4 –  Simplifier les cadres de réponse aux marchés publics

Une fois l’avis identifié, les informations et documents demandés au stade des candidatures et des offres sont parfois encore trop complexes. Les dossiers de candidatures doivent être simplifiés et les informations demandées au stade des offres également.

Est-ce que le fameux mémoire technique est toujours nécessaire si le CCTP est suffisamment précis ? L’idée n’est pas de revenir sur un mécanisme d’adjudication qui d’ailleurs ne serait possible que pour l’achat de services ou de fournitures standardisés (article 62-II, décret 28 mars 2016). Mais il faut limiter de manière drastique les efforts rédactionnels demandés aux candidats. L’utilisation de questionnaire technique peut par exemple être un outil de simplification intéressant.

Il faut favoriser des Règlement de consultation courts, avec des paginations plus claires, favoriser le recours au mécanisme MPS, favoriser l’envoi de candidatures et offres non signées en MAPA… Autrement dit, simplifier.

5 – Renforcer le respect des délais de paiement et sensibiliser les acteurs  publics et privés de la commande publique sur les règles

Il faut encourager à la fois les acteurs publics à respecter les délais de paiement et les PME à mieux connaître les règles en la matière pour demander leur respect et les intérêts associés en cas de retard.
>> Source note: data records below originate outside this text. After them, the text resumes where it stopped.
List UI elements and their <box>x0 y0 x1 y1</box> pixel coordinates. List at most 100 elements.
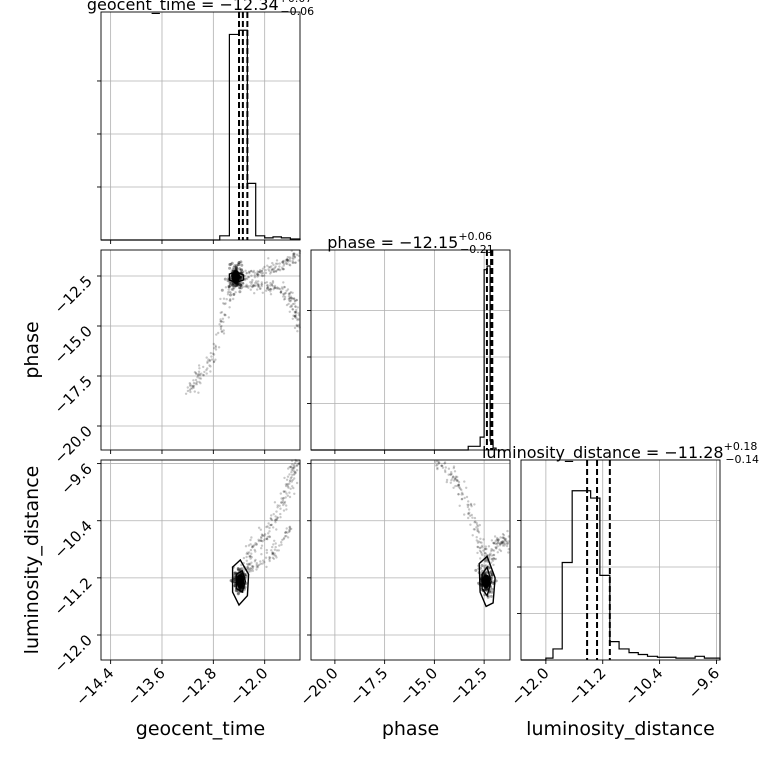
sample-point <box>256 273 259 276</box>
sample-point <box>265 537 268 540</box>
sample-point <box>251 544 254 548</box>
title-upper-error: +0.18 <box>724 440 758 453</box>
sample-point <box>208 359 212 362</box>
x-tick-label-geocent_time: −13.6 <box>124 664 169 709</box>
sample-point <box>278 268 281 271</box>
sample-point <box>457 483 460 487</box>
sample-point <box>241 281 244 284</box>
sample-point <box>290 527 293 531</box>
sample-point <box>284 535 287 538</box>
sample-point <box>210 358 214 361</box>
sample-point <box>291 317 294 320</box>
sample-point <box>264 281 267 285</box>
sample-point <box>267 532 270 535</box>
sample-point <box>277 549 280 552</box>
y-tick-label-phase: −12.5 <box>51 272 96 317</box>
sample-point <box>291 463 294 466</box>
sample-point <box>274 270 278 273</box>
sample-point <box>285 530 288 534</box>
sample-point <box>244 269 247 272</box>
sample-point <box>249 548 253 552</box>
sample-point <box>475 526 478 529</box>
sample-point <box>501 540 504 543</box>
x-tick-label-phase: −12.5 <box>446 664 491 709</box>
sample-point <box>288 293 291 296</box>
sample-point <box>492 542 496 545</box>
y-tick-label-luminosity_distance: −11.2 <box>51 574 96 619</box>
pair-phase-luminosity_distance-frame <box>310 459 511 661</box>
sample-point <box>291 297 294 300</box>
sample-point <box>293 310 296 314</box>
sample-point <box>295 324 299 328</box>
sample-point <box>291 308 294 311</box>
sample-point <box>206 361 209 365</box>
sample-point <box>479 557 482 560</box>
sample-point <box>265 284 269 287</box>
sample-point <box>234 291 237 294</box>
sample-point <box>478 546 481 550</box>
sample-point <box>285 257 289 261</box>
sample-point <box>293 465 296 468</box>
sample-point <box>444 470 447 474</box>
sample-point <box>242 556 246 560</box>
sample-point <box>269 272 272 275</box>
sample-point <box>284 531 287 534</box>
sample-point <box>231 284 235 288</box>
sample-point <box>198 380 201 384</box>
sample-point <box>291 256 294 260</box>
sample-point <box>473 516 477 520</box>
sample-point <box>484 588 488 592</box>
sample-point <box>256 275 259 278</box>
sample-point <box>291 473 294 477</box>
histogram-luminosity_distance <box>521 490 721 661</box>
pair-geocent_time-luminosity_distance-density-peak <box>236 574 245 589</box>
sample-point <box>452 479 456 482</box>
sample-point <box>213 347 216 350</box>
sample-point <box>282 281 285 284</box>
sample-point <box>286 288 290 291</box>
sample-point <box>479 550 483 554</box>
sample-point <box>184 392 188 395</box>
sample-point <box>297 462 301 465</box>
sample-point <box>494 557 498 561</box>
sample-point <box>250 274 253 277</box>
sample-point <box>233 577 237 581</box>
sample-point <box>246 564 250 567</box>
sample-point <box>233 571 237 575</box>
sample-point <box>445 478 449 482</box>
sample-point <box>452 466 455 470</box>
sample-point <box>227 285 231 289</box>
sample-point <box>245 285 248 288</box>
sample-point <box>252 269 256 273</box>
sample-point <box>256 566 260 569</box>
sample-point <box>290 304 293 307</box>
sample-point <box>272 270 276 273</box>
pair-geocent_time-phase-frame <box>100 249 301 451</box>
sample-point <box>260 539 263 542</box>
sample-point <box>284 258 287 262</box>
sample-point <box>269 290 272 293</box>
sample-point <box>293 255 297 258</box>
sample-point <box>289 527 292 530</box>
sample-point <box>194 371 198 375</box>
sample-point <box>261 534 264 538</box>
sample-point <box>273 284 277 288</box>
sample-point <box>271 545 274 549</box>
sample-point <box>245 552 248 555</box>
sample-point <box>247 544 251 547</box>
sample-point <box>286 256 289 259</box>
sample-point <box>257 538 260 541</box>
sample-point <box>498 548 501 551</box>
pair-geocent_time-phase-contour-0 <box>228 271 245 284</box>
sample-point <box>229 262 233 266</box>
sample-point <box>276 506 279 509</box>
sample-point <box>438 461 441 464</box>
sample-point <box>188 382 191 385</box>
sample-point <box>463 496 466 500</box>
sample-point <box>271 553 274 556</box>
sample-point <box>288 482 291 485</box>
sample-point <box>287 258 290 262</box>
sample-point <box>228 263 232 266</box>
sample-point <box>475 539 478 542</box>
sample-point <box>232 297 235 301</box>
On le sait des progrès substantiels ont été réalisés ces dernières années mais les efforts ne sont pas terminés.

Les travaux et actions de l’Observatoire des délais de paiement sous la nouvelle impulsion de Jeanne-Marie Prost devront guider et continuer à promouvoir les bonnes pratiques et le respect des règles sur ce sujet clé de l’économie des PME dans les marchés publics.

La participation des PME à la commande publique est une priorité et en ce sens, le discours d’Arnaud Montebourg le rappelle. En revanche, les réponses à apporter ne résident certainement pas dans une exonération de concurrence au profit des PME installées en France. Il faut alors se concentrer sur le renforcement de l’accès des PME aux marchés publics qui s’accompagnera par  des échanges facilités et simplifiés entre PME et acheteurs publics.